Hier möchte ich die Erfahrungen zu meinem ersten mal fischen teilen. Zur Info: Das Auswerfen und Handling der Fischerrute habe ich bereits vorab geübt.
Um die Erfolgschancen zu erhöhen (Ohne Erfolg) habe ich mich entschieden am Lungernsee mein Glück am Sonntag 1. Mai zu versuchen. Mein Zielfisch war die Forelle. Ausgerüstet mit Tagespatent, einer Major Craft Triplecross TCX-802MH/S 2.40m 5-30g, geflochtener Schnur, 3er Mepps, Stucki Brauen Spinner, Mozzi und alles andere Notwendige Material ging ich los.
Bevor ich überhaupt am See war ist mir bereits mein erster Fehler passiert. Ich wollte eigentlich gegen Sonnenaufgang sprich 0630 am See sein. Ich hatte nur leider vergessen einen Wecker zu stellen.
Ganz verwirrt über die Sonnenstrahlen im Schlafzimmer wachte ich um 0845 auf. Schnell ein kleines Frühstück, meine Sachen gepackt und nach einer 1 Stündigen fahrt war ich endlich gegen 1030 am See. Als Angelgebiet wählte ich die "Bucht" links vom Fischergeschäft. Den Wasserstand schätzte ich als relativ niederig ein.
Beim meinem ersten Spot angekommen merkte ich gleich eines: Ich muss unbedingt die Knoten besser lernen. Nun denn, ich montierte einen 3er Mepps in Kupfer und begann meine ersten Würfe zu machen.
Ich hatte bereits einige YouTube Videos zur Führung von Spinnern geschaut. Ich hielt die Schnur schön im 90° Winkel zur Rute. Beim einziehen der Schnur "spührte" man leicht das rotieren des Spinners.
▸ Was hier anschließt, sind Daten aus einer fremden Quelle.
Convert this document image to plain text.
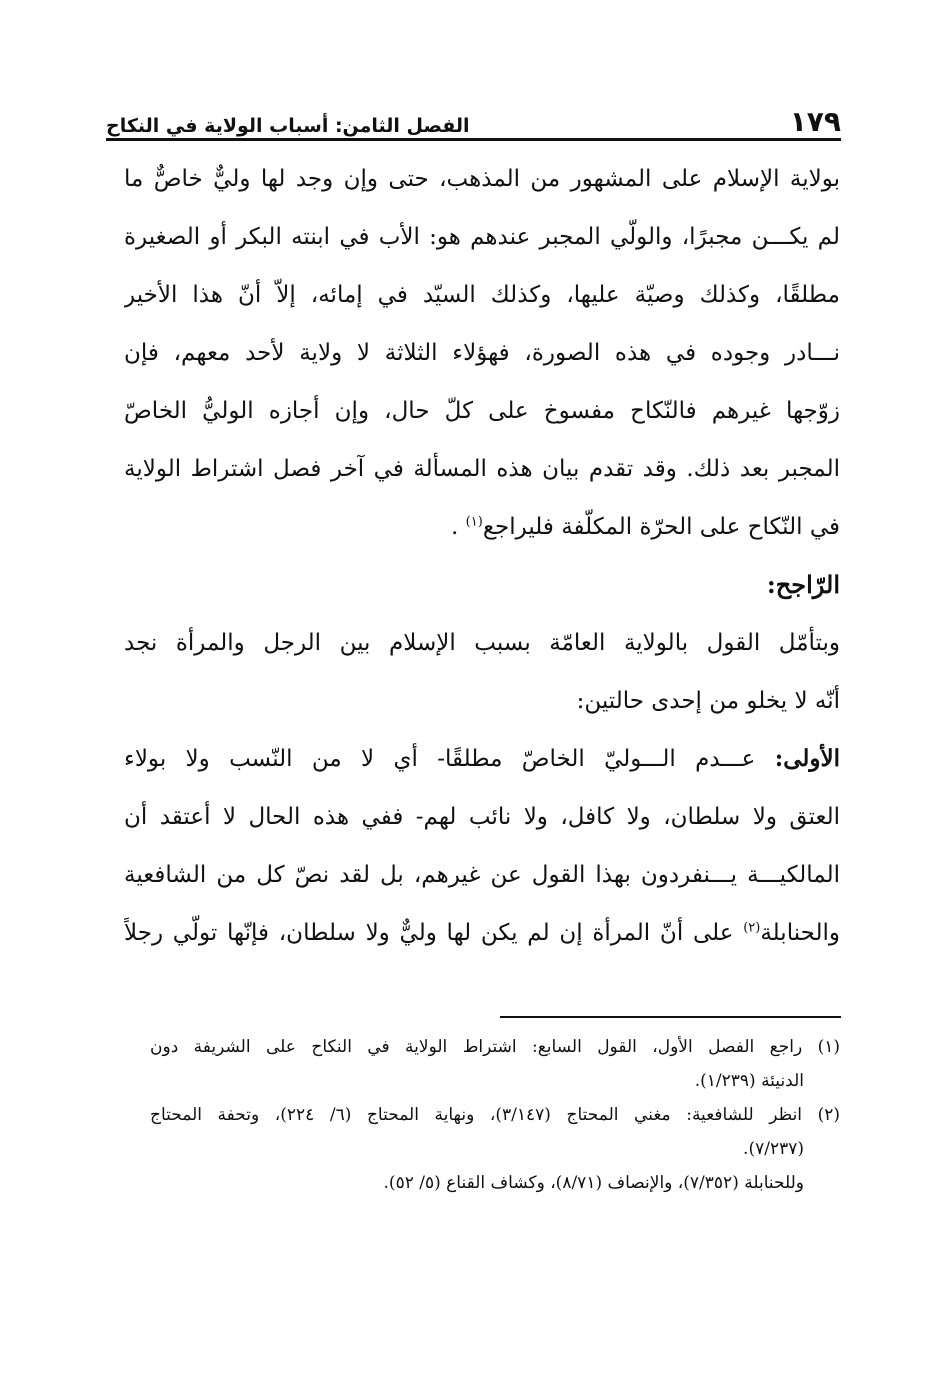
١٧٩
الفصل الثامن: أسباب الولاية في النكاح
بولاية الإسلام على المشهور من المذهب، حتى وإن وجد لها وليٌّ خاصٌّ ما
لم يكـــن مجبرًا، والولّي المجبر عندهم هو: الأب في ابنته البكر أو الصغيرة
مطلقًا، وكذلك وصيّة عليها، وكذلك السيّد في إمائه، إلاّ أنّ هذا الأخير
نـــادر وجوده في هذه الصورة، فهؤلاء الثلاثة لا ولاية لأحد معهم، فإن
زوّجها غيرهم فالنّكاح مفسوخ على كلّ حال، وإن أجازه الوليُّ الخاصّ
المجبر بعد ذلك. وقد تقدم بيان هذه المسألة في آخر فصل اشتراط الولاية
في النّكاح على الحرّة المكلّفة فليراجع$^{(١)}$ .
الرّاجح:
وبتأمّل القول بالولاية العامّة بسبب الإسلام بين الرجل والمرأة نجد
أنّه لا يخلو من إحدى حالتين:
الأولى: عـــدم الـــوليّ الخاصّ مطلقًا- أي لا من النّسب ولا بولاء
العتق ولا سلطان، ولا كافل، ولا نائب لهم- ففي هذه الحال لا أعتقد أن
المالكيـــة يـــنفردون بهذا القول عن غيرهم، بل لقد نصّ كل من الشافعية
والحنابلة$^{(٢)}$ على أنّ المرأة إن لم يكن لها وليٌّ ولا سلطان، فإنّها تولّي رجلاً
(١) راجع الفصل الأول، القول السابع: اشتراط الولاية في النكاح على الشريفة دون
الدنيئة (١/٢٣٩).
(٢) انظر للشافعية: مغني المحتاج (٣/١٤٧)، ونهاية المحتاج (٦/ ٢٢٤)، وتحفة المحتاج
(٧/٢٣٧).
وللحنابلة (٧/٣٥٢)، والإنصاف (٨/٧١)، وكشاف القناع (٥/ ٥٢).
Allerdings fand ich es extrem schwierig etwas zu "spühren". Meine Testwürfe füher habe ich mit Wobbler gemacht. Man hat beim Spinner einen grösseren Wiederstand beim einziehen.
Da ich noch nie einen Fisch gehakt habe fand das extrem schwierig abzuschätzen ob nun einer beisst und ich habe unzählige male ins "nichts" angeschlagen. Auch mit der Einholgeschwindigkeit bin ich mir nicht ganz sicher.
Den Angelspot wechselte ich immer nach ca. 25 Würfen.
Nach ca. 1 Std bei einem Wurf merkte ich plötzlich das da ein Fisch dran war! Leider bin ich so erschrocken, das ich vergessen habe anzuschlagen (extrem peinlich) und schwups der Fisch war weg.
Da war ich da so nervös, dass ich jetzt nicht mehr sagen kann wie es sicht "anfühlt" wenn einer beisst. Ich habe mir fest vorgenommen nichts "zu erwarten". Was leider innerlich nicht ganz angekommen ist. 1.5 Std später kam dann doch etwas Frust hoch. Durch den Frust habe ich so schlecht ausgeworfen, dass die ganze Schnur verheddert war und ich das Ende abschneiden und neu montieren musste.
Ich sah auch die Forellen extrem nahe am Ufer schwimmen als würden sie mich auslachen.
Kurze Zeit später blieb der Spinner an einem Stein hängen und die Schnur riss. Dann war das geschehen was ich mir vorgenommen habe zu vermeiden.
Ich wurde etwas "hässig". Also gut ich montiere einen weiteren Mepps & 2 Würfe später blieb auch dieser hängen und verschwand in den Tiefen des Lungernsees.
Ich dachte ich probiers nochmals und montierte einen Stucki Spinner in Silber/Blau. Ungelogen 3 Minuten später versank ich auch diesen im See (nicht am gleichen Spot logischerweise).
Da war ich echt frustriert und ging als Schneider nachhause. Vorallem da ich schon oft gehört habe im Lungernsee kannst du nicht nichts fangen.